Last week’s belated publication of the papers presented at the 2014 Oxford Lead Symposium saw claims that up to 100,000 wildfowl die each year in the UK due to lead poisoning. In actual fact, estimates posited that between 50,000 and 100,000 waterfowl could be affected and the report itself says that “more precise estimates cannot readily be made.”
The estimates themselves are based on extrapolation and are not supported by hard evidence. And, despite the worst estimate, there is no evidence of an impact at a population scale.
But, these claims got me thinking about context, and whether lack of context is another symptom of the White Hat Bias that is an ever present threat to evidence-driven policy making.
With this is mind I took a look at the RSPB’s website, which addresses the question of whether cats are causing declines in the bird population.
The RSPB says:
“The most recent figures are from the Mammal Society, which estimates that the UK’s cats catch up to 275 million prey items a year, of which 55 million are birds. This is the number of prey items that were known to have been caught; we don’t know how many more the cats caught, but didn’t bring home, or how many escaped but subsequently died.
“Despite the large numbers of birds killed, there is no scientific evidence that predation by cats in gardens is having any impact on bird populations UK-wide.
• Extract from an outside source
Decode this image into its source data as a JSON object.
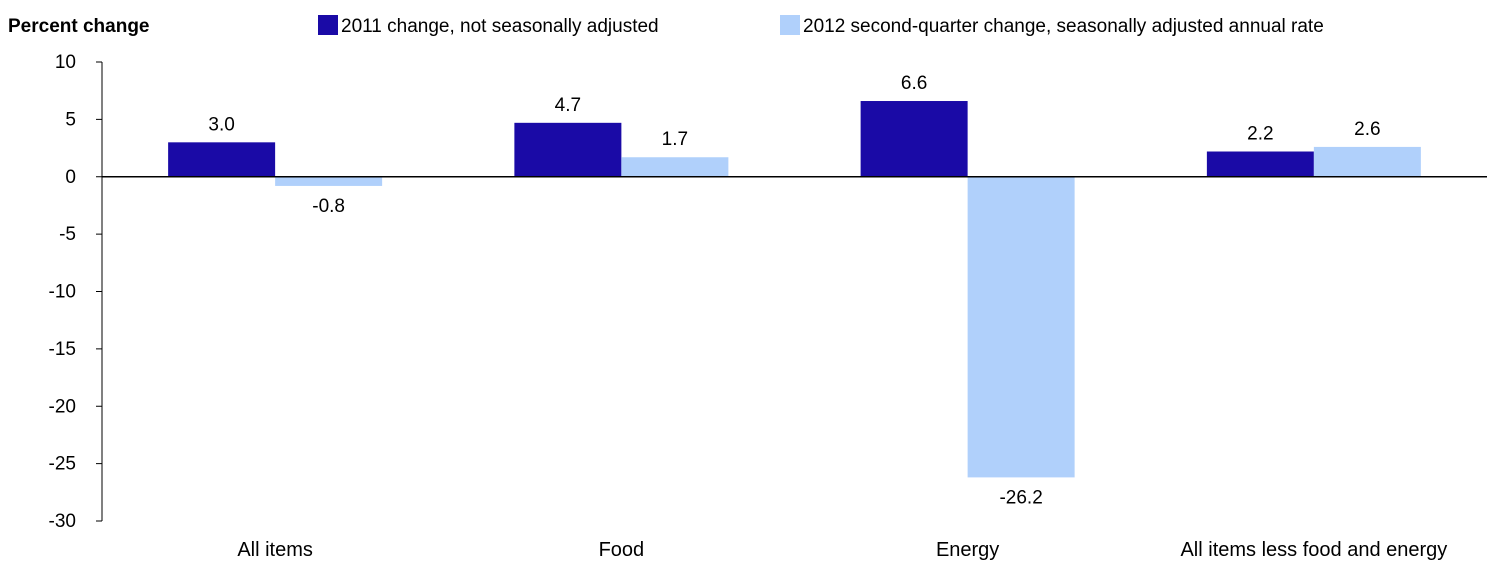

This may be surprising, but many millions of birds die naturally every year, mainly through starvation, disease, or other forms of predation. There is evidence that cats tend to take weak or sickly birds.
“It is likely that most of the birds killed by cats would have died anyway from other causes before the next breeding season
“We also know that of the millions of baby birds hatched each year, most will die before they reach breeding age. This is also quite natural, and each pair needs only to rear two young that survive to breeding age to replace themselves and maintain the population.”
I’m not suggesting for one moment that cats should be banned, but perhaps on reading this some campaigners will be.
Government has already acted to address the risks from lead ammunition to wildfowl by introducing the lead shot regulations. There is no new data to support a more widespread restriction on the use of lead shot.
BASC’s position remains the same; no sound evidence, no change.